DISTANTI MA UNITI: Marco Travaglio, il mio Sporting

DISTANTI MA UNITI: Marco Travaglio, il mio Sporting

Il Direttore de Il Fatto Quotidiano rinnova i saluti ai Soci e desidera ricordare lo Sporting con lo stesso articolo che scrisse in occasione del Cinquantenario.

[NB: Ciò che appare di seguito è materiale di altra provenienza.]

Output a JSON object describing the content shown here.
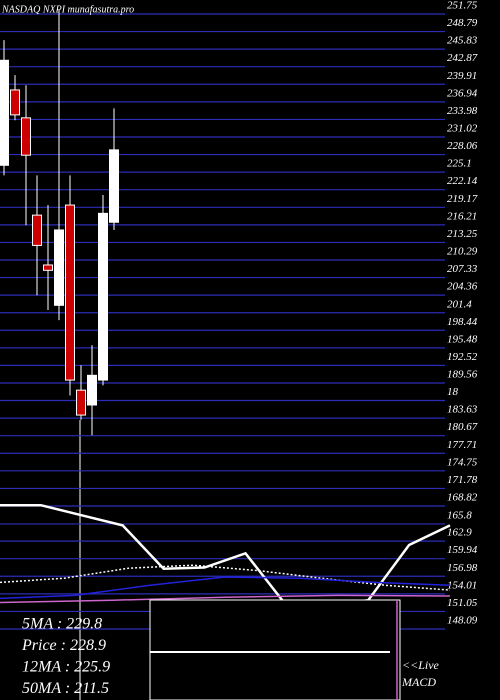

Sono pochi, credo, i luoghi di Torino più “torinesi” dello Sporting. L’eleganza ovattata, l’understatement dissimulato, la bellezza pudica di questa oasi e la gioiosa riservatezza dei suoi frequentatori non si ritrovano in nessun altro circolo d’Italia. Mi è capitato di frequentarne saltuariamente qualcun altro, e ne sono subito fuggito per l’insopportabile ostentazione di lusso che emanava dall’ambiente e per la puzza sotto il naso che caratterizzava i soci. Allo Sporting è diverso. Ci si va con piacere a respirare aria buona, a rilassarsi, a ritemprarsi, a fare due chiacchiere e un po’ di sport, sapendo di non fare brutti incontri e di non rovinarsi il fegato. Basta un’ora da quelle parti, a due passi dal mitico Comunale (non riesco proprio a chiamarlo “Olimpico”), per cambiare tono alla giornata. Lo so perchè negli anni scorsi ero, se non proprio un habituè, un frequentatore assiduo: almeno due volte la settimana per il tennis o il calcetto con i colleghi di “Repubblica”: partitella, pranzo, sigaretta nel parco e, quando capitava, una sbirciatina agli eroi della mia infanzia, tipo Francesco Morini e Josè Altafini, immortali sul campo di calcio come ai tempi della grande Juve di Boniperti e Trapattoni. Lo dico con un certo rimpianto, perchè ultimamente la mia vita peripatetica ha forzatamente ridotto quasi a zero le mie presenze a Torino, e dunque allo Sporting. Ma ogni anno, dovendo decidere se abbandonare o mantenere la tessera, finisco sempre per scegliere la seconda opzione, e pago la quota. Mi piace essere socio dello Sporting anche se non riesco a passarci quasi mai. Nella speranza di tornare presto.